La COVID-19 est rough pour nos jeunes en centre de réadaptation, déjà que c’est pas facile, déjà qu’ils sont tourmentés. Nous, on arrive avec toutes nos restrictions, on doit les mettre à distance alors qu’ils sont déjà privés de tout contact avec leur proche. On retrouve malgré tout la solidarité, chacun fait son bout de chemin sur ce trajet trop escarpé. C’est à se demander qui prend soin de l’autre entre l’éducateur pis le jeune en difficulté.

Faites le test d’enlever à votre ado son cell, son ordi pis son réseau, enlevez-lui ses parents, ses frères et ses sœurs, confinez-le à l’intérieur avec l’obligation d’être continuellement à deux mètres de l’autre, mettez-le dans un environnement avec douze autres jeunes qu’il ne connait pas vraiment, ajoutez à ça un trouble de santé mentale, une urgence suicidaire, un trouble d’attachement sévère. Mettez un rendez-vous téléphonique avec son psy au lieu d’une vraie rencontre, faites-lui écouter des films qu’il a déjà vus pis essayez de le motiver avec un casse-tête, des crayons à colorier pis une session de beach body sur le plancher de la cuisine. Essayez ça, vous m’en reparlerez.

La réalité des jeunes en centre de réadaptation, c’est drette ça depuis des semaines. Les employés innovent sans cesse pour essayer de les divertir avec pas grand-chose, on donne tout ce qu’on peut, on reste créatifs. Nos jeunes ont des troubles d’adaptation, des troubles anxieux, des angoisses de séparation. Ils s’inquiètent tellement pour leurs parents, mais ils s’adaptent, ils se résignent, ils rient un peu quand on dit des niaiseries. On les entend rarement se plaindre, comme s’ils comprenaient que tout ça, c’est un passage obligé pour toute la société.

Je voulais quand même vous partager cette petite réalité parce qu’ils ont souvent la réputation d’être des enfants à troubles de comportements, des enfants violents, sans jugement. Vous les connaissez parce qu’ils font la une dans les reportages d’exploitation sexuelle et de fugue, ils font la une quand vient le temps de parler de Xanax ou de fentanyl.

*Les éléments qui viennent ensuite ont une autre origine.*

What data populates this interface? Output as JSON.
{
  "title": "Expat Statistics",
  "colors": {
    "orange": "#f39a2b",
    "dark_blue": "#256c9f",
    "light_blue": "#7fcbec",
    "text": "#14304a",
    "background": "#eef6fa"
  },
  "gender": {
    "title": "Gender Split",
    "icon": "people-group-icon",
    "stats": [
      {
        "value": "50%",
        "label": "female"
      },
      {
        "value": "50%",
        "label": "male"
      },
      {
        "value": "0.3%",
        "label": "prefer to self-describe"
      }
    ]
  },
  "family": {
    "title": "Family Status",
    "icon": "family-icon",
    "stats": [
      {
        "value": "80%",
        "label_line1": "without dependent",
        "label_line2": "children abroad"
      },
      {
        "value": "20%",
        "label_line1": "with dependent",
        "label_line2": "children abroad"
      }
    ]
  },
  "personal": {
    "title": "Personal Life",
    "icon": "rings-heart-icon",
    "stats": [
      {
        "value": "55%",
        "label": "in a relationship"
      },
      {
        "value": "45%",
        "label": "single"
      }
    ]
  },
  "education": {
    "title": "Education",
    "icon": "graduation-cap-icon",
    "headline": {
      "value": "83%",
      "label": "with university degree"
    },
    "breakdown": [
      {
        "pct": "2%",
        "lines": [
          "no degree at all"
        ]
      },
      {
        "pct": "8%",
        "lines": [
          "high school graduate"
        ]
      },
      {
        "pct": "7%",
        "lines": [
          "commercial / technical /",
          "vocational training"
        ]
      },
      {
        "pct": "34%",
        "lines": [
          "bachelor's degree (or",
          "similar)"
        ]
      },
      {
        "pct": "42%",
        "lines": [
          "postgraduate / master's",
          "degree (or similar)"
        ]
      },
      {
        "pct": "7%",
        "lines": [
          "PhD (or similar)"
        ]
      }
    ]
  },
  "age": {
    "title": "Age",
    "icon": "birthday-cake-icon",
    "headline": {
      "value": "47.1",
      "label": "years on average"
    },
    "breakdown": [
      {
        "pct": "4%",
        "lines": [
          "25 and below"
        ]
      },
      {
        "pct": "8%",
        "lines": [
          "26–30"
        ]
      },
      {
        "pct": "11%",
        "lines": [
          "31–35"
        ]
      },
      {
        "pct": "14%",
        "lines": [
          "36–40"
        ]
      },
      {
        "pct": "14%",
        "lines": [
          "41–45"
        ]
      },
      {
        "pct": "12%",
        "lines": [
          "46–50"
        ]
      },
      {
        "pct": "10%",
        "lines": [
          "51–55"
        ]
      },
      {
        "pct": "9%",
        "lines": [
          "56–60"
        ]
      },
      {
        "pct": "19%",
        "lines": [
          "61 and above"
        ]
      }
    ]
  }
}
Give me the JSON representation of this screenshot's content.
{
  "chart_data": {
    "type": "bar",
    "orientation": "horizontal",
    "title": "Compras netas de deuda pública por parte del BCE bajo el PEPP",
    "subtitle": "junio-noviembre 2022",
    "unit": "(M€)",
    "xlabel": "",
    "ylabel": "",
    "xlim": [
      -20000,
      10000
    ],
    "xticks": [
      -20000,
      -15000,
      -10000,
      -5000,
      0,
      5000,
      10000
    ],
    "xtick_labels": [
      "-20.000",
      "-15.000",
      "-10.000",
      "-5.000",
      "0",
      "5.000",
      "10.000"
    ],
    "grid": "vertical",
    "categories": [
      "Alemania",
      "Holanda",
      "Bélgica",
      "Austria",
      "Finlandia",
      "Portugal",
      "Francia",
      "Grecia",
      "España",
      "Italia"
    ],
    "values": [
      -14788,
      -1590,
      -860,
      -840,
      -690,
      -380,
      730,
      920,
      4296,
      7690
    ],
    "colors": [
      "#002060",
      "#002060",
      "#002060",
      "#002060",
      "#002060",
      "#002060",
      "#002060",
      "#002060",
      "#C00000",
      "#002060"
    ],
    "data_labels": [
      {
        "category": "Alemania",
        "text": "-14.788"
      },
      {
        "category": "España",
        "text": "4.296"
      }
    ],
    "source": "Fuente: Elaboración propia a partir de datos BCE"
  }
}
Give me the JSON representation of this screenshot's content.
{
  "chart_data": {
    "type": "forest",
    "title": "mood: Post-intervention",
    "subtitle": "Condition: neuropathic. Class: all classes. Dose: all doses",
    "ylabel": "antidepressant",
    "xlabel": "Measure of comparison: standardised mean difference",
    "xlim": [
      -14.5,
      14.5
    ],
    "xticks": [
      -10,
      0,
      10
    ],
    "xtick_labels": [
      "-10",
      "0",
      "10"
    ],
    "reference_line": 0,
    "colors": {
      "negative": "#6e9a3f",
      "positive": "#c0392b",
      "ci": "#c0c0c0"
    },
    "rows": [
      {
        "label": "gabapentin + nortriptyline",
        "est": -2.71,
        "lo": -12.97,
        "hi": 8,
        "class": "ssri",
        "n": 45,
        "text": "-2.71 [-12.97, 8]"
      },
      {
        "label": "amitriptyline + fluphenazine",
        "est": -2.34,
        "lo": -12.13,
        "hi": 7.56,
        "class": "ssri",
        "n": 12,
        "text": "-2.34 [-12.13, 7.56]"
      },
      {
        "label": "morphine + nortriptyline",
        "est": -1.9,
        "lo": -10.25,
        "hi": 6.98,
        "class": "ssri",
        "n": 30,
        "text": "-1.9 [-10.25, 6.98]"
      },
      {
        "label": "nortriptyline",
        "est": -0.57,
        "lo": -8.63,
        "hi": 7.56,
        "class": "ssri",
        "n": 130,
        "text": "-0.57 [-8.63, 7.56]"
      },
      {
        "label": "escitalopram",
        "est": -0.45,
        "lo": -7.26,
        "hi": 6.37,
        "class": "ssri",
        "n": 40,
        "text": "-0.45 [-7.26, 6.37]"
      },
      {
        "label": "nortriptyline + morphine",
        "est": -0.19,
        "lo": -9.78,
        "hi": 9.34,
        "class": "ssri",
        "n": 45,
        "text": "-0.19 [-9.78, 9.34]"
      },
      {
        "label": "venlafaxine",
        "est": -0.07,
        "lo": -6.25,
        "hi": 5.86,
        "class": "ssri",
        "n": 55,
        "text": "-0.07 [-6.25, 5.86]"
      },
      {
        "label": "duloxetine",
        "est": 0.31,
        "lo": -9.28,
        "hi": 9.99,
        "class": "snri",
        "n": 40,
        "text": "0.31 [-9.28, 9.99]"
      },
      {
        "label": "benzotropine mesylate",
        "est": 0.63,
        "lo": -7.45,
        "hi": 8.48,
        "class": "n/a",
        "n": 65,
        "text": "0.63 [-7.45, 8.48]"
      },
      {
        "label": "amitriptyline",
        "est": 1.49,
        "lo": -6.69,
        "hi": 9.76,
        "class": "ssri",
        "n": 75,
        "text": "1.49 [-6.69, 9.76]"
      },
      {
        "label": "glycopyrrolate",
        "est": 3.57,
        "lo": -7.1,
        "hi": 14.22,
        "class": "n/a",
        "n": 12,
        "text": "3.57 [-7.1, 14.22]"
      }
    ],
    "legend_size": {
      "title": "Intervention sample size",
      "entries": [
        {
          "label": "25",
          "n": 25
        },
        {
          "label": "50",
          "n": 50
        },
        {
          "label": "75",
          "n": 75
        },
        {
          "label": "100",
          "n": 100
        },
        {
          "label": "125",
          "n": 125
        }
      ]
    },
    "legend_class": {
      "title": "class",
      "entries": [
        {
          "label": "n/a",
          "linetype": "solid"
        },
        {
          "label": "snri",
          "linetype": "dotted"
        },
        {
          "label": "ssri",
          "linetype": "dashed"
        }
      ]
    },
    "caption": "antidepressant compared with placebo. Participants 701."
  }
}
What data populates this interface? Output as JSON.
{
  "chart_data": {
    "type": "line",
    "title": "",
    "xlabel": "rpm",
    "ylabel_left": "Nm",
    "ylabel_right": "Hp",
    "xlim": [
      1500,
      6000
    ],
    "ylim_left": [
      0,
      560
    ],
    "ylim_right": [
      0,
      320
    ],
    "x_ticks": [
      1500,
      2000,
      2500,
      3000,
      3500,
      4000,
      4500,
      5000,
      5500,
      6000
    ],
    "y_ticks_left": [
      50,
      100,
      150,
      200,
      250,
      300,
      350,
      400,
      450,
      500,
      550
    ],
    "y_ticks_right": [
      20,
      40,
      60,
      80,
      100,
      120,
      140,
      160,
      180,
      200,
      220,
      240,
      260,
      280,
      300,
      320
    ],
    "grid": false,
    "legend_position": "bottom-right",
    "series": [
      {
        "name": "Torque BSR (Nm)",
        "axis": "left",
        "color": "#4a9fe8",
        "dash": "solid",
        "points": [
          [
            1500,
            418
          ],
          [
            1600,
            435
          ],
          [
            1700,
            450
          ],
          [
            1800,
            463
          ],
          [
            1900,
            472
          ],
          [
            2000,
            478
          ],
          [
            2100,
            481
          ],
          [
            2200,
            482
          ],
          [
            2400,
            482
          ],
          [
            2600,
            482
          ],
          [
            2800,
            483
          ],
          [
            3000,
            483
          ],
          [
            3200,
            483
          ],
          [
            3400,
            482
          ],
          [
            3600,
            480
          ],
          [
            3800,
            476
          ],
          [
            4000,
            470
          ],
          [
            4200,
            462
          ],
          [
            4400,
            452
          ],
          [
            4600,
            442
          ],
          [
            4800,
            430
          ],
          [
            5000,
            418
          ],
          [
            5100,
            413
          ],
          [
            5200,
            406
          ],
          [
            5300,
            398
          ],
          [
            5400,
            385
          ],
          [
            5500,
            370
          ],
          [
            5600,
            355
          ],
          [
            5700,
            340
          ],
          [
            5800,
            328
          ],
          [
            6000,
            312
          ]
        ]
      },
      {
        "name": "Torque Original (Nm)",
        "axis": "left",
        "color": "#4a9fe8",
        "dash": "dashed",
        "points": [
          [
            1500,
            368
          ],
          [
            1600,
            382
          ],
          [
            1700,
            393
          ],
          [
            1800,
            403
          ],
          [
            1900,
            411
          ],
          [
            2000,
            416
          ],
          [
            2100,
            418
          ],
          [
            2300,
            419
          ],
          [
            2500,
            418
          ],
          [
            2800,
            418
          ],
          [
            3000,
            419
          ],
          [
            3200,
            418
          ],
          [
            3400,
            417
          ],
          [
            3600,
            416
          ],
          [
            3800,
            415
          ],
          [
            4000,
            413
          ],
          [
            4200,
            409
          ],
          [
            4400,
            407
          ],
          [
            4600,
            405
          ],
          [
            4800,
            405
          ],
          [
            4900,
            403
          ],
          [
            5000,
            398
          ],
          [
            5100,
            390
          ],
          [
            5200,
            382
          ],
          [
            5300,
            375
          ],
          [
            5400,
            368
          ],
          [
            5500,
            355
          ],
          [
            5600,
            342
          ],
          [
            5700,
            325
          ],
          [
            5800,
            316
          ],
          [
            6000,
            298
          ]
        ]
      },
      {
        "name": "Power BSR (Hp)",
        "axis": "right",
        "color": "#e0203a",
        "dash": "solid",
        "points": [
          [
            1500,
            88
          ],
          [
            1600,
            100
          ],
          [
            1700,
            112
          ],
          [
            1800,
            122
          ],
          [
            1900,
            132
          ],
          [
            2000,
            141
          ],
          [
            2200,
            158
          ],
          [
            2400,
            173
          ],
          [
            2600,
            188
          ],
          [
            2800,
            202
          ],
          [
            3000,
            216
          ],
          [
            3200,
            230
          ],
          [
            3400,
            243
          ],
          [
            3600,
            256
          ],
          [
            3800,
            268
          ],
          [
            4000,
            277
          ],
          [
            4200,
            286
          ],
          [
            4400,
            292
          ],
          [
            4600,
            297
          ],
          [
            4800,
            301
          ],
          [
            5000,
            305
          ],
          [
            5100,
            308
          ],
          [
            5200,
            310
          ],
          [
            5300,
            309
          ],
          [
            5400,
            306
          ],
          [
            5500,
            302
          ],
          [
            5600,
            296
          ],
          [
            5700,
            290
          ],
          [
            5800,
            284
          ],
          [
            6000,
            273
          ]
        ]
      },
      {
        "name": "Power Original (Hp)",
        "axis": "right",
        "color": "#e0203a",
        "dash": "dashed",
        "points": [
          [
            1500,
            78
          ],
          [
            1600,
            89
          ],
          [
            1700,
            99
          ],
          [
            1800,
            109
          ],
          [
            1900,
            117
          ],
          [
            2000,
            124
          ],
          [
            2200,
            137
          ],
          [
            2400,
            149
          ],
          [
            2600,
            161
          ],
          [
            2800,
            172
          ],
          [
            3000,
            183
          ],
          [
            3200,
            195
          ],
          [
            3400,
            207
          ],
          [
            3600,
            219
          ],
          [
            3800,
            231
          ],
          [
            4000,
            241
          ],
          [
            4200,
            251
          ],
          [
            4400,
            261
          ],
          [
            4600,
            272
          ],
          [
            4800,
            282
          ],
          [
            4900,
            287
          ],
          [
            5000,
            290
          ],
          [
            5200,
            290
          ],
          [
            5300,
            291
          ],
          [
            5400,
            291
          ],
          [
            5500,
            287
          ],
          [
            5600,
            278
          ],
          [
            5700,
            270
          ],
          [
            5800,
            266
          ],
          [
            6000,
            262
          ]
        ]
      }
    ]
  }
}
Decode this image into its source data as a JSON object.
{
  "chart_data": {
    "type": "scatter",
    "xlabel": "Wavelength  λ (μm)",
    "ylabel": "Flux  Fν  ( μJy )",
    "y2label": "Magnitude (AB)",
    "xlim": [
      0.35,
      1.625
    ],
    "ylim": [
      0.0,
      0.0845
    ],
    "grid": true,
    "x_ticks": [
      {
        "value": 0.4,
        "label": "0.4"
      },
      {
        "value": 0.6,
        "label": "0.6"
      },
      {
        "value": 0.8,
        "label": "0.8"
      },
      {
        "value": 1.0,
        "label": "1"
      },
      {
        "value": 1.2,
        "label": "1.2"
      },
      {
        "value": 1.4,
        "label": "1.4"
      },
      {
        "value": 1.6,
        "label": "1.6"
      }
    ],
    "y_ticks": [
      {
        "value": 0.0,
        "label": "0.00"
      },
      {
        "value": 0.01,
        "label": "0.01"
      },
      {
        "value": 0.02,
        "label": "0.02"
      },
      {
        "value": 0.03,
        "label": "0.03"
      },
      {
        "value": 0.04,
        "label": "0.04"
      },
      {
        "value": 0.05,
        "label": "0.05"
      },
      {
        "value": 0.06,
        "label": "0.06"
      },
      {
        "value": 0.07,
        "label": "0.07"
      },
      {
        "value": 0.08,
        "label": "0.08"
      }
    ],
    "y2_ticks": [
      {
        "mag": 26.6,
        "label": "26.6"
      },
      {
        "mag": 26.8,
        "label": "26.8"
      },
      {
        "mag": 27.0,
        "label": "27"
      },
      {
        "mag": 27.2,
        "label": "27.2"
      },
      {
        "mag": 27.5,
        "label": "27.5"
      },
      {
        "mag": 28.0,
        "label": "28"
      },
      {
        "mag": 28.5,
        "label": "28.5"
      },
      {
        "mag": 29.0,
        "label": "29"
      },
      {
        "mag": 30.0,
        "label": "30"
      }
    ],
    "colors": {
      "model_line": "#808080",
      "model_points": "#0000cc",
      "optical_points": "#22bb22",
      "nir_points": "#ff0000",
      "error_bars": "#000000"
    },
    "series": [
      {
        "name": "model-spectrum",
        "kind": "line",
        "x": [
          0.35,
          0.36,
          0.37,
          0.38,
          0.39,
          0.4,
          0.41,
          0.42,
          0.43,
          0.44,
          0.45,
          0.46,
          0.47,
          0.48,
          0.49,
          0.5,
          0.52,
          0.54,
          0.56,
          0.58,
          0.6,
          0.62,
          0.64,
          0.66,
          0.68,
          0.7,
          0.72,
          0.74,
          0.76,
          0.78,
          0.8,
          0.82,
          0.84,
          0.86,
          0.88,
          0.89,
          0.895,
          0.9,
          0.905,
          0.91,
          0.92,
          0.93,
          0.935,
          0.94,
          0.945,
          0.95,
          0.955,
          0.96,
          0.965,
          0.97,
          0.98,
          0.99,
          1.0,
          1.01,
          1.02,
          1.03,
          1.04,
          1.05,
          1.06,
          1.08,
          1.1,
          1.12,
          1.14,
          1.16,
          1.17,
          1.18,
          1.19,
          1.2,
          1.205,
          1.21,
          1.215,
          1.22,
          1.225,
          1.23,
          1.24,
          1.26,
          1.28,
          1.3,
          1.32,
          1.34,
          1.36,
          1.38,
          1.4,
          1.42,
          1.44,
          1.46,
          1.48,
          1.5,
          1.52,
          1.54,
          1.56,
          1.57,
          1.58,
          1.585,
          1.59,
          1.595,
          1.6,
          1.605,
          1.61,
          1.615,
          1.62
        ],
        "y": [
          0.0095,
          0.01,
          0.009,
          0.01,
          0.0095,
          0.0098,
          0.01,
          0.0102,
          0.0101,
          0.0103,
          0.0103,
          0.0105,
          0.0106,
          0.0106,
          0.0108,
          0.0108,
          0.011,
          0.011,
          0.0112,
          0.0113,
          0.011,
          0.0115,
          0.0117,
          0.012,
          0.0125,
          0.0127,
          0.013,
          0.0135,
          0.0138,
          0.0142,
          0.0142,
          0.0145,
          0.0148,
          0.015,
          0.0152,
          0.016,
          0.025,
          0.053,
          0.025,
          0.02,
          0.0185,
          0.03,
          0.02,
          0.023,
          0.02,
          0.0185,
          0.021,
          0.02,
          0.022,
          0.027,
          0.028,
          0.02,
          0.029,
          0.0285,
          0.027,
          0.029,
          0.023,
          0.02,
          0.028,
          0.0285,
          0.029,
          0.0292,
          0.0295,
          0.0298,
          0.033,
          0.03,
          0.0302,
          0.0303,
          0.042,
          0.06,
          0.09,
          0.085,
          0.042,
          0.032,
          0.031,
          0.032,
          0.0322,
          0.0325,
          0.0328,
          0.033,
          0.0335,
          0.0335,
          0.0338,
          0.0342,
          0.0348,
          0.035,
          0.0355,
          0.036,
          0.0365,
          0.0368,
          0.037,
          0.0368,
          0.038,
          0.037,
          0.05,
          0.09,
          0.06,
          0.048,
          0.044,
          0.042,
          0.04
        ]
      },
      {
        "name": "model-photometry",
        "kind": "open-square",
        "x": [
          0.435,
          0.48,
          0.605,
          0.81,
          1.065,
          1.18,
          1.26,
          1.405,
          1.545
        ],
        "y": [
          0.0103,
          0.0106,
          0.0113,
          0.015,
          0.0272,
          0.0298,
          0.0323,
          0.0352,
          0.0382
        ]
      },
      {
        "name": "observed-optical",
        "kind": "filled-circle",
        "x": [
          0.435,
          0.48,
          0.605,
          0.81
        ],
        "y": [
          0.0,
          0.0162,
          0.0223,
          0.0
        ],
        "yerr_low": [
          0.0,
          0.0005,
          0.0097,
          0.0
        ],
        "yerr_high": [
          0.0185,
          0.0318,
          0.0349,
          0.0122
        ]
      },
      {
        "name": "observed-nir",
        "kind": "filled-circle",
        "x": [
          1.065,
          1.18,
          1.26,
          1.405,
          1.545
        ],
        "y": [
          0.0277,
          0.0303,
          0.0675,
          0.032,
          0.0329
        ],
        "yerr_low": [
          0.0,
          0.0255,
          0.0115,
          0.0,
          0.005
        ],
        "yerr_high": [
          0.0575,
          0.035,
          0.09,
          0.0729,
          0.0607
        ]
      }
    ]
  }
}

On les critique, on les juge parce qu’ils ont du caractère. Ils sont insolents, impatients, c’est vrai. Mais là, vraiment, ils sont tellement résilients que je peux pas m’empêcher de les féliciter pis d’être fière. Ça alimente mon feu sacré pis ça me donne un peu plus envie d’aller travailler, parce que quand on se compare, on peut pas faire autrement que de se consoler.